1. The Americans built a prison where innocent people were held in small cages without charge for months and years. They put this prison at an off-shore location on Guantanamo Bay in order to circumvent the strict human rights standards of which of the following countries?

a. United States
b. China
c. Russia
d. North Korea

It's a test with only one question. If you get it wrong, there is little hope that you will ever come to terms with the contempt and disgust that the Americans have generated against themselves throughout the Muslim world. The point is that the Americans built the prison at Guantanamo in order to circumvent their own standards of justice. This hypocrisy has robbed the Americans of any right to speak out against human rights abuses in other countries.
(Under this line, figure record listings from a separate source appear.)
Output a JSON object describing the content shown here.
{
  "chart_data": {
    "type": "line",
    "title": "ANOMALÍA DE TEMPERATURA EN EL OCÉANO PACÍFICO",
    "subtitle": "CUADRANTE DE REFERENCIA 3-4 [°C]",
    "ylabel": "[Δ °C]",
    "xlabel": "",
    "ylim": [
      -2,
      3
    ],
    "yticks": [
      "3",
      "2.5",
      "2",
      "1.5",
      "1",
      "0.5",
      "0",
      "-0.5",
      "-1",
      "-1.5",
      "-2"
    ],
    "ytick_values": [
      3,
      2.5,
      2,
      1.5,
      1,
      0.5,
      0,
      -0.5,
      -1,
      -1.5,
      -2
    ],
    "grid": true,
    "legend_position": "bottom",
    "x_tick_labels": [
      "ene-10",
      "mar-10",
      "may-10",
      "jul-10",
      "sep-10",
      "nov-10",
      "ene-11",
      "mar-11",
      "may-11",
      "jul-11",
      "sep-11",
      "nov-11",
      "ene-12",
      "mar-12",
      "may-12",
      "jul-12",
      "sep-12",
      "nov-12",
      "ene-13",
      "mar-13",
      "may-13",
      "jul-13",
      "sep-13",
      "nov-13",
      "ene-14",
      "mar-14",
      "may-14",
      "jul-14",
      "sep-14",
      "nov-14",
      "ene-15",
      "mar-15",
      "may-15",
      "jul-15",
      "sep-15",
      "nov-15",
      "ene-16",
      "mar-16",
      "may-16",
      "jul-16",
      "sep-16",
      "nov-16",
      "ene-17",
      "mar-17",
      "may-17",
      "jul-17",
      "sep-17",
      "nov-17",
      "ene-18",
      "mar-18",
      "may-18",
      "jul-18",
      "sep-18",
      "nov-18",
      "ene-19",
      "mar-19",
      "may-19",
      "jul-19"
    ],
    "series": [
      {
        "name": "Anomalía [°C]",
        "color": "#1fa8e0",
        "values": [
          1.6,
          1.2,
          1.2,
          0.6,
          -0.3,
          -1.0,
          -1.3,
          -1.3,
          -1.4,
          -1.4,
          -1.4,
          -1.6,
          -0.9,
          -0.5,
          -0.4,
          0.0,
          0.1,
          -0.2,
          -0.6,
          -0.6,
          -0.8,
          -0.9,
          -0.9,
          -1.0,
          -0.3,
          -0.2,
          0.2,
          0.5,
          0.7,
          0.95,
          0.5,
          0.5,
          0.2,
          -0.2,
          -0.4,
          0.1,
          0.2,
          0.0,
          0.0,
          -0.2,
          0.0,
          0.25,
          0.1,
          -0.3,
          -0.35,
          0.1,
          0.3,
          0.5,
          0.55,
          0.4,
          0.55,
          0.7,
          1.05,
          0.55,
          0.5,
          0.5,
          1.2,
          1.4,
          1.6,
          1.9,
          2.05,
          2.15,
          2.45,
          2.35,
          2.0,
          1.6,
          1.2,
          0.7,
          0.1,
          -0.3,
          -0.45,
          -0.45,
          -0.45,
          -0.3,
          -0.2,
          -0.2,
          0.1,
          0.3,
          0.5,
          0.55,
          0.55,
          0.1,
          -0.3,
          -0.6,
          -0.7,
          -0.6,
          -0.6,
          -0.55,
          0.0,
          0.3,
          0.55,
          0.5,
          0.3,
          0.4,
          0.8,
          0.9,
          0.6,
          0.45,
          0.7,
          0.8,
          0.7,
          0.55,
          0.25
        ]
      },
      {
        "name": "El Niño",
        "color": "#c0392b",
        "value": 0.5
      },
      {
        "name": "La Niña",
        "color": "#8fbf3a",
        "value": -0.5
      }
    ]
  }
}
I am getting weary of hearing Americans say that terrorists do not deserve special treatment. Nobody likes terrorists (except dispossessed people who are angry at rich, powerful countries like America). But that is a different subject. I am not talking about terrorists. I am talking about innocent people. People who just happened to be in the wrong place at the wrong time. I remember when two Palestinian journalists were released after two years at Guantanamo. The were held for two years. For what? Writing articles critical of America? And one of Aljazeera's men was just released recently. It took the Americans six years to figure out that he was a camera man! There is no excuse for this kind of injustice. Of course we know there are real terrorists at Guantanamo. Nobody denies that. But this idea of rounding up a whole bunch of innocent people, and then picking out the bad apples one by one at one's leisure is something that would never be tolerated in the United States. Criminal procedure in every state in the country includes very strict laws about how long someone can be held without charge. China is not necessarily bound to such rules (see Education through Labor). Neither is Russia. And we don't even need to talk about North Korea. But America has always been different. Until Guantanamo.

I do not mean to suggest that it is appropriate for reporters to throw shoes at national leaders. The behavior he exhibited cannot, of course, be tolerated. And it was certainly unprofessional. A true journalist would pride himself in being able to write the message rather than throw it. Nevertheless, the reporter's message was timely and poignant. He was not just one isolated crank. He spoke for many, many people.